Pair jack | 23,6 % | 26,6 % | 30,3 % | 35,0 % | 48,6 % |

Pair 10 | 26,7 % | 30,1 % | 34,3 % | 39,5 % | 54,5 % |

Pair 9 | 29,8 % | 33,6 % | 38,2 % | 44,0 % | 60,4 % |

Pair 8 | 32,8 % | 37,0 % | 42,2 % | 48,6 % | 66,3 % |

Pair 7 | 35,9 % | 40,5 % | 46,1 % | 53,1 % | 72,2 % |

Pair 6 | 39,0 % | 44,0 % | 50,1 % | 57,6 % | |

Pair 5 | 42,1 % | 47,5 % | 54,1 % | 62,1 % | |

Pair 4 | 45,2 % | 51,0 % | 58,0 % | ||

Pair 3 | 48,2 % | 54,4 % | |||

Pair 2 | 51,3 % |

The table can answer questions like:

I have a pair of king served, we play four with 32 cards, what is the probability that my hand is the best?

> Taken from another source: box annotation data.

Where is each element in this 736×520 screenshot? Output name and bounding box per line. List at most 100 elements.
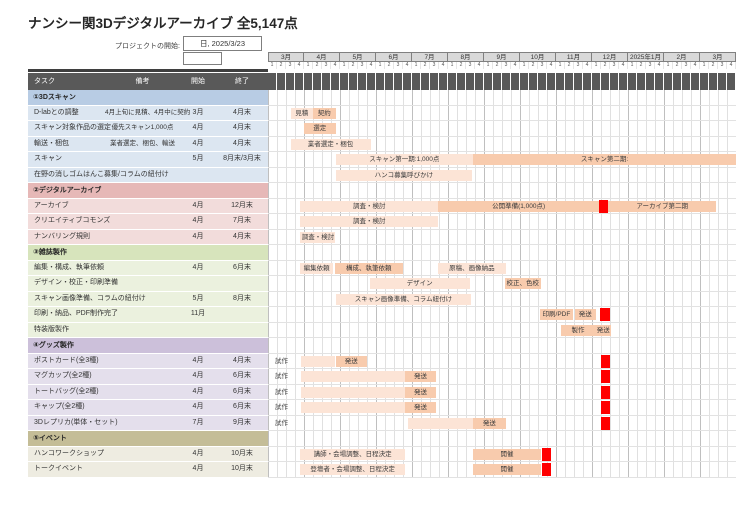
week-number-cell: 4 (403, 62, 412, 69)
week-number-cell: 4 (619, 62, 628, 69)
gantt-bar (301, 371, 405, 382)
end-cell (216, 168, 268, 183)
gantt-rows: ①3Dスキャン D-labとの調整 4月上旬に見積、4月中に契約 3月 4月末 見積 契約ス… (28, 90, 736, 478)
section-title: ⑤イベント (28, 431, 268, 447)
gantt-bar: 開催 (473, 448, 541, 460)
task-chart-strip: 調査・検討 (268, 214, 736, 230)
task-name-cell: アーカイブ (34, 201, 69, 209)
gantt-bar: 製作 (560, 324, 596, 336)
task-chart-strip: スキャン画像準備、コラム紐付け (268, 291, 736, 307)
milestone-marker (601, 401, 610, 414)
gantt-bar: スキャン第二期: (473, 154, 736, 165)
gantt-bar: 契約 (313, 107, 336, 119)
section-chart-strip (268, 183, 736, 199)
week-number-cell: 1 (448, 62, 457, 69)
task-row-left: ハンコワークショップ 4月 10月末 (28, 446, 268, 462)
week-number-cell: 3 (682, 62, 691, 69)
gantt-bar: 業者選定・梱包 (290, 138, 371, 150)
end-column-header: 終了 (235, 78, 249, 85)
week-number-cell: 3 (646, 62, 655, 69)
gantt-bar: 調査・検討 (300, 200, 439, 212)
week-number-cell: 2 (601, 62, 610, 69)
start-column-header: 開始 (191, 78, 205, 85)
section-chart-strip (268, 338, 736, 354)
start-cell: 4月 (192, 403, 204, 410)
week-number-cell: 2 (385, 62, 394, 69)
week-number-cell: 3 (466, 62, 475, 69)
empty-input-field[interactable] (183, 52, 222, 65)
end-cell: 9月末 (233, 418, 251, 426)
note-cell (105, 323, 180, 338)
end-cell: 6月末 (233, 387, 251, 395)
task-name-cell: クリエイティブコモンズ (34, 217, 111, 224)
start-cell: 4月 (192, 465, 204, 472)
note-cell (105, 354, 180, 369)
week-number-cell: 1 (412, 62, 421, 69)
section-header-row: ④グッズ製作 (28, 338, 736, 354)
task-row-left: 在野の消しゴムはんこ募集/コラムの紐付け (28, 167, 268, 183)
task-row-left: 編集・構成、執筆依頼 4月 6月末 (28, 260, 268, 276)
task-name-cell: マグカップ(全2種) (34, 372, 92, 379)
task-chart-strip: 調査・検討 (268, 229, 736, 245)
week-number-cell: 1 (304, 62, 313, 69)
task-row: マグカップ(全2種) 4月 6月末 試作 発送 (28, 369, 736, 385)
section-title: ④グッズ製作 (28, 338, 268, 354)
task-row-left: 輸送・梱包 業者選定、梱包、輸送 4月 4月末 (28, 136, 268, 152)
task-chart-strip: 製作 発送 (268, 322, 736, 338)
project-start-date-field[interactable]: 日, 2025/3/23 (183, 36, 262, 51)
end-cell: 10月末 (231, 465, 253, 472)
task-row: トークイベント 4月 10月末 登壇者・会場調整、日程決定 開催 (28, 462, 736, 478)
task-row: 3Dレプリカ(単体・セット) 7月 9月末 試作 発送 (28, 415, 736, 431)
task-chart-strip: 業者選定・梱包 (268, 136, 736, 152)
task-name-cell: トークイベント (34, 465, 83, 472)
week-number-cell: 1 (700, 62, 709, 69)
task-row-left: トークイベント 4月 10月末 (28, 462, 268, 478)
note-cell: 業者選定、梱包、輸送 (110, 139, 175, 147)
week-number-cell: 2 (637, 62, 646, 69)
task-chart-strip: デザイン 校正、色校 (268, 276, 736, 292)
gantt-bar: 印刷/PDF (539, 309, 574, 320)
note-cell (105, 276, 180, 291)
task-row: 編集・構成、執筆依頼 4月 6月末 編集依頼 構成、執筆依頼 原稿、画像納品 (28, 260, 736, 276)
note-cell (105, 152, 180, 167)
note-cell: 4月上旬に見積、4月中に契約 (105, 108, 191, 116)
start-cell (180, 168, 216, 183)
task-chart-strip: 講師・会場調整、日程決定 開催 (268, 446, 736, 462)
bar-label: 試作 (275, 357, 288, 365)
end-cell: 12月末 (231, 201, 253, 209)
gantt-bar: 発送 (595, 324, 611, 336)
section-header-row: ⑤イベント (28, 431, 736, 447)
gantt-bar: 校正、色校 (504, 278, 541, 289)
section-title: ①3Dスキャン (28, 90, 268, 106)
task-row: 印刷・納品、PDF制作完了 11月 印刷/PDF 発送 (28, 307, 736, 323)
week-number-cell: 3 (322, 62, 331, 69)
task-column-header: タスク (34, 78, 55, 85)
gantt-bar: 発送 (404, 371, 437, 382)
bar-label: 試作 (275, 373, 288, 380)
week-number-cell: 1 (664, 62, 673, 69)
milestone-marker (599, 199, 609, 213)
start-cell: 4月 (192, 217, 204, 224)
week-number-cell: 4 (691, 62, 700, 69)
start-cell: 4月 (192, 232, 204, 240)
gantt-bar: 見積 (290, 107, 313, 119)
note-cell: 優先スキャン1,000点 (111, 124, 174, 131)
bar-label: 試作 (275, 404, 288, 411)
start-cell: 4月 (192, 449, 204, 457)
week-number-cell: 1 (376, 62, 385, 69)
start-cell: 4月 (192, 201, 204, 209)
week-number-cell: 4 (295, 62, 304, 69)
task-row-left: 特装版製作 (28, 322, 268, 338)
milestone-marker (601, 385, 610, 399)
gantt-bar: ハンコ募集呼びかけ (335, 169, 473, 181)
task-name-cell: スキャン対象作品の選定 (34, 124, 111, 131)
task-row: アーカイブ 4月 12月末 調査・検討 公開準備(1,000点) アーカイブ第二期 (28, 198, 736, 214)
start-cell: 5月 (192, 294, 204, 302)
month-header-cell: 2025年1月 (628, 52, 664, 62)
week-number-cell: 3 (574, 62, 583, 69)
gantt-bar: 調査・検討 (300, 231, 336, 243)
note-cell (105, 199, 180, 214)
week-number-cell: 3 (718, 62, 727, 69)
milestone-marker (600, 308, 610, 321)
gantt-bar: 講師・会場調整、日程決定 (300, 448, 405, 460)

Here is the calculation steps in response:

- The probability for a player to have at least a pair of kings is: 36.8%. This is the probability of having more than a pair of queens. It therefore has 63.2% chance of having strictly less than a pair of kings.
- For the pair of kings to be the strongest, the first opponent must have less AND the second to have less and the third to have less.

The probability of this event is the product: 63.2% x 63.2% x 63.2% = 25.24%

- Our pair of kings therefore has 25.24% chance of beating the other three players.

## Keith Wilson

It gets a bit more challenging with my deck especially when you bring in rainbow hands. Grappling with a php script for the Draw page.